The episode involving Bon-Ton began on Oct. 9, when Jodi Porter, the employee, turned up for her shift as a saleswoman and informed store security officials that her estranged husband had threatened to kill her.
Ms. Porter said in an interview that, within an hour, the store had developed a safety plan that allowed her to go about her work. But shortly thereafter, the store manager told her to leave the store immediately. She was told to stay home until she checked in with the manager several days later, missing at least one more shift in the meantime.
When she spoke with the manager again, Ms. Porter said, she was told she could not return to work until she received a protective order against her husband, which was not immediately forthcoming because he had fled after a warrant for his arrest was issued. She was given no indication that her leave would be paid.
Ms. Porter contacted a hotline at the attorney general’s office on Oct. 13 regarding an unrelated issue and also mentioned her employment situation, which prompted the investigation. Bon-Ton informed her that it would pay her during the leave after she contacted the attorney general, and she was told she would be able to return to work less than one week after that.
The safety plan the store ultimately put into effect under pressure from the attorney general — including allowing her to park closer to the store, giving her access to a safe room to elude her husband and allowing her to use her cellphone while working in the event of a threat — was essentially the same plan the store proposed at the outset of the incident, Ms. Porter said.
She said that being unable to work created a level of emotional distress above and beyond the uncertainty of not knowing whether she would have a source of income.
“I went there going, everything is fine, everything is fine,” she said. “I was trying to go about my work, just do what I’ve got to do to take my mind off of everything.”
Instead, she added, being sent home “made me feel like a victim all over again.

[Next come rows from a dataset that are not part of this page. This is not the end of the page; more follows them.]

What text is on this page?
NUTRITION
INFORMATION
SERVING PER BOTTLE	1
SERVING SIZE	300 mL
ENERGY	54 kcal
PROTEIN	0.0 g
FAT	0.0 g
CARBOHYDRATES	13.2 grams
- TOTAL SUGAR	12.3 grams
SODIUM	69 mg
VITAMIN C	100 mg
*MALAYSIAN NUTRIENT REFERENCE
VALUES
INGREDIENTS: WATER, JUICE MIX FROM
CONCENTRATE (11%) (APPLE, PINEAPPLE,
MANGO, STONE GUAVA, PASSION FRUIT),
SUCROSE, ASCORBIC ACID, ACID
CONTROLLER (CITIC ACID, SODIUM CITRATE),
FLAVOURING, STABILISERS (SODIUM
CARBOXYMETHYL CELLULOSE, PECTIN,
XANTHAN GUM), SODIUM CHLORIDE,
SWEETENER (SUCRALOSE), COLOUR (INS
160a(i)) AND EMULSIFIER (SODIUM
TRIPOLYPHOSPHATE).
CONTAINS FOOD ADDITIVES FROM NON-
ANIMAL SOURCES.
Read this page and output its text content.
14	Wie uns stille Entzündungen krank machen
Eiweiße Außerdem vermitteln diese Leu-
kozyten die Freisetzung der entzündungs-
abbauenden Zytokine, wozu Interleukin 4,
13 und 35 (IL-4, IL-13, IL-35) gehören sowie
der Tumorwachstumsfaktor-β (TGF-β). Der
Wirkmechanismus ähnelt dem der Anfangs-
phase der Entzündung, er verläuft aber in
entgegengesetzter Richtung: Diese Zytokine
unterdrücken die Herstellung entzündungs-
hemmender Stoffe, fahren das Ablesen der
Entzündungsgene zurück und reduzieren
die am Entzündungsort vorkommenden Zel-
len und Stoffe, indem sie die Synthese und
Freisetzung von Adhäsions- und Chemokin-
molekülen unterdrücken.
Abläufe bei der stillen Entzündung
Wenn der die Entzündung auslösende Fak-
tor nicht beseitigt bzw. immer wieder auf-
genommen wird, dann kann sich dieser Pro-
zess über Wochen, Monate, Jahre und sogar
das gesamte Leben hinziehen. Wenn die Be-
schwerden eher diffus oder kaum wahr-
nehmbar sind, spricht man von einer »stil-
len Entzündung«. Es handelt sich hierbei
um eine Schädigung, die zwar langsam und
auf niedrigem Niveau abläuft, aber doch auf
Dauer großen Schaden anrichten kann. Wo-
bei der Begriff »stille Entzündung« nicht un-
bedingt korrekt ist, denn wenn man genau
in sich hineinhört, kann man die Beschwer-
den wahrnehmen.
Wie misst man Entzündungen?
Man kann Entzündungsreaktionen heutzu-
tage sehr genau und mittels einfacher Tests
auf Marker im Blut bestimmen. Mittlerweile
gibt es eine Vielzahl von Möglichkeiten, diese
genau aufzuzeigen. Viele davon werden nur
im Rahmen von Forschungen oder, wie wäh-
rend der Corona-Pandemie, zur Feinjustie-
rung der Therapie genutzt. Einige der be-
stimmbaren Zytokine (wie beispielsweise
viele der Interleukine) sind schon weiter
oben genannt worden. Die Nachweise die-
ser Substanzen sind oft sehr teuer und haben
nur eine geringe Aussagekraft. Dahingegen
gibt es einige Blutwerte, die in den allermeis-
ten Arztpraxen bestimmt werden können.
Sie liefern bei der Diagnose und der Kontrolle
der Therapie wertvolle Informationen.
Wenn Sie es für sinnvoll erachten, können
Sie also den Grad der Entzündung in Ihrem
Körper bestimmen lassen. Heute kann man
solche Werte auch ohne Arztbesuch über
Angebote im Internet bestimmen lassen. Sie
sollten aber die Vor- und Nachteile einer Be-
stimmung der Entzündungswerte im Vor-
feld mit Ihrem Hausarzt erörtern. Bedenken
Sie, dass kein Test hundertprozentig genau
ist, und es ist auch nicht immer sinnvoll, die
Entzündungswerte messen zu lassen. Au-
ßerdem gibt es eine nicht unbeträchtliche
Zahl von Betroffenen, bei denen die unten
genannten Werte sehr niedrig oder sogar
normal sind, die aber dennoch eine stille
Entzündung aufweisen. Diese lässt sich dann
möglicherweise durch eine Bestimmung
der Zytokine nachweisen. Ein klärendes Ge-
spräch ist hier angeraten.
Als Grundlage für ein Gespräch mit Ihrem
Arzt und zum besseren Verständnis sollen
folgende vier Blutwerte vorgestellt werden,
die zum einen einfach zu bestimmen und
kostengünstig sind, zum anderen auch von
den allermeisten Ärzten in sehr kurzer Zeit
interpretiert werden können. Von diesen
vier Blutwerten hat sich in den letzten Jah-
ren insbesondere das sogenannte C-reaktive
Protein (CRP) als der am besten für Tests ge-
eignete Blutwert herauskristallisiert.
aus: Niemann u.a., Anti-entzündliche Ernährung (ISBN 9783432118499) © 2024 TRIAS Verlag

It was like a slap in the face.”
Advocates said one of the company’s key missteps was not having a policy in place to deal with such contingencies, leading to the confusion that surrounded Ms. Porter’s situation.
“You don’t want to have a low-level manager operating off the seat of their pants,” said Penny M. Venetis, the executive vice president and legal director of Legal Momentum, a group that works on a broad range of gender equity issues, include domestic violence.
Ms. Venetis said that sending home a worker who has been threatened by a partner was often the most dangerous response an employer could choose. The employee may be less safe alone at home than at work, and the loss of a livelihood can make abused partners even more dependent on their abusers.
Ms. Porter “acted responsibly for reporting it,” Ms. Venetis said. “The actions Bon-Ton took discourage people from coming forward.”
The law in New York and many other states does not necessarily require that employers always allow victims of violence to return to work, some experts say. There may be instances in which a violent threat is imminent and an employer reasonably concludes that the victim, fellow workers and customers may be safer if the abuse victim takes time off, said Jennifer Schwartz, an employment lawyer at Outten & Golden in California.
But in those instances, it is important for the employer to go out of its way to seek input from the employee in order to get a complete picture of the circumstances, including the employee’s needs.
“We’re not saying employers should become experts on sexual violence, stalking,” Ms. Raghu said. “Just that they should be supportive of people who are victims.”